Tolamin? The warrior's thoughts came to him—alien, almost metallic, although part of that sinister amusement came from Wraxal's own calming influence. He could not aim it in any particular direction. He was suppressing the warrior's emotions as well as Jojo's and the children's, and even a Faceless was not immune to a Muolscath. Yet the content of the ideas was unchanged, and the lack of passion made them seem utterly inhuman.
You were in on the fun/exercise/celebration at Tolamin? We danced death and our enemies sang. Happy visions of slaughter and rape and barbarism oozed out like pus from a wound. Wraxal lashed the horses forward and increased his efforts to suppress the horror that threatened to explode again from the passengers. The mind of a Zarda warrior was a landscape of nightmare: pain, cruelty, mutilation.
In a few minutes it faded out of range. Wraxal was astonished to discover that he was shaking and sweating. It was an hour before he could start to relax his hold on his companions' emotions.
#
Gwin rode alongside Niad, keeping a watchful eye on her. Niad had been stripped of all the progress she had made since Polion had come into her life. Her husband had deserted her a week after their mar
riage. Her self-esteem had collapsed; again the fates had cursed her. An unhappy Ivielscath might be a very dangerous companion.
The Tharns were brooding over their loss. The leaders must all be blaming themselves for not setting more guards in the night, although the enemy's uncanny ability to move unseen and unheard would probably have defeated all twenty sets of eyes and ears.
Polion might have been forced into joining the Faceless, or have done so voluntarily. The whole story could be a lie, with him a prisoner or even already dead. Whatever the truth, he was obviously lost to the family. Inevitably they blamed themselves for not appreciating him while he was around. They groaned at the memory of every harsh word ever spoken, and writhed in guilt over the Bad Cove escapade. Jukion was in shock, sitting his horse like a corpse. Bulion was grim and inconsolable. Gwin cursed herself for ever having suggested this disastrous honeymoon.

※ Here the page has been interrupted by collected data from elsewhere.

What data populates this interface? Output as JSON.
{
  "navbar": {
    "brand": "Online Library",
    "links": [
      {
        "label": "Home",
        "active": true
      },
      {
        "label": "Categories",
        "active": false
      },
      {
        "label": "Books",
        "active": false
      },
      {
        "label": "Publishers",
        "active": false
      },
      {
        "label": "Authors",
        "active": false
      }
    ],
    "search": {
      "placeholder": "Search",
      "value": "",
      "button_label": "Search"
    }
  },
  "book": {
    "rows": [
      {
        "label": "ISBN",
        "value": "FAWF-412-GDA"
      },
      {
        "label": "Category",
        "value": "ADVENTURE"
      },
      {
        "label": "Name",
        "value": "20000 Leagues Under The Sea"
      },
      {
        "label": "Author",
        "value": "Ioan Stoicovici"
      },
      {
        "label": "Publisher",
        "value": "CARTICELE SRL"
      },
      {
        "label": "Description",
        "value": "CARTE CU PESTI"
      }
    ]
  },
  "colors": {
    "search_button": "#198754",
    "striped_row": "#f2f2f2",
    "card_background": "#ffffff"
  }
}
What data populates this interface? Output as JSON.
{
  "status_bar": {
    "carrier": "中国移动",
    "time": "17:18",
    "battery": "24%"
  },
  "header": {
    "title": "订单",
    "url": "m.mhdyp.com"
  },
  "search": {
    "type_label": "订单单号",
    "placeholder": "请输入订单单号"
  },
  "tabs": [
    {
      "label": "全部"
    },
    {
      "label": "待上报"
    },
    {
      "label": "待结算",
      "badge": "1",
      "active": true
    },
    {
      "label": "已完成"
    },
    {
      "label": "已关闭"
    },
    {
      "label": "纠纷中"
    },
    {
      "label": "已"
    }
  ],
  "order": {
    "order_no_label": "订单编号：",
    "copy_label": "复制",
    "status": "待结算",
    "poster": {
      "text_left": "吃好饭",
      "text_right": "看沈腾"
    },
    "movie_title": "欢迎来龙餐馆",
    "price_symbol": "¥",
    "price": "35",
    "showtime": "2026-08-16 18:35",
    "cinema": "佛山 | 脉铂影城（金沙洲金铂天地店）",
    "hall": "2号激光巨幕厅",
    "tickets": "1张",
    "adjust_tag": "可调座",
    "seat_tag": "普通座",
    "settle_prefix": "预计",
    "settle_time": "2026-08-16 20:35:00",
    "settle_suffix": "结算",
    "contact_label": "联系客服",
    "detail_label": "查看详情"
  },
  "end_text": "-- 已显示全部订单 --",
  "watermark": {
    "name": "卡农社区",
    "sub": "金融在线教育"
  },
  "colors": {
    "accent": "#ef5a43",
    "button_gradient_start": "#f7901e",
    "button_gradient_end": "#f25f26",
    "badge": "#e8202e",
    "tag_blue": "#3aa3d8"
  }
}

Real or ritual, Polion's death was the sharpest pain, but not the only one. The travelers were being driven westward like cattle. Tharns were as attached to their home as snails, but now their beloved valley lay on the far side of a hostile army. How or when could they ever return? Yesterday's cheerful adventure had become a journey into exile.
Mostly the riders just rode, staying in the same pairings and talking very little. Soon, though, Gwin noticed that Wosion working his way back down the line, pausing to talk briefly with each couple on the way. Eventually he moved his horse into position alongside Niad's. The trail was barely wide enough for three. No one could tell what lurked now behind hedges, but conversation on the move ought to be safe from the dreadlord's efficient scouts.
"Niad Saj," the pastor said in his rasping voice, "I have spoken with Awailscath Ordur. He will say very little about that letter. He won't say who sent it, or why it was addressed to him. But he assures me that Polion had no choice. He took the oath with a knife at his throat."
Niad sniffed loudly. "Then he will escape! He will find his way home again, or go on to Raragash."
Wosion's eye met Gwin's, asking for her opinion. She thought she knew what was going to come next. She saw no advantage in crushing the girl's faith. She shook her head gently.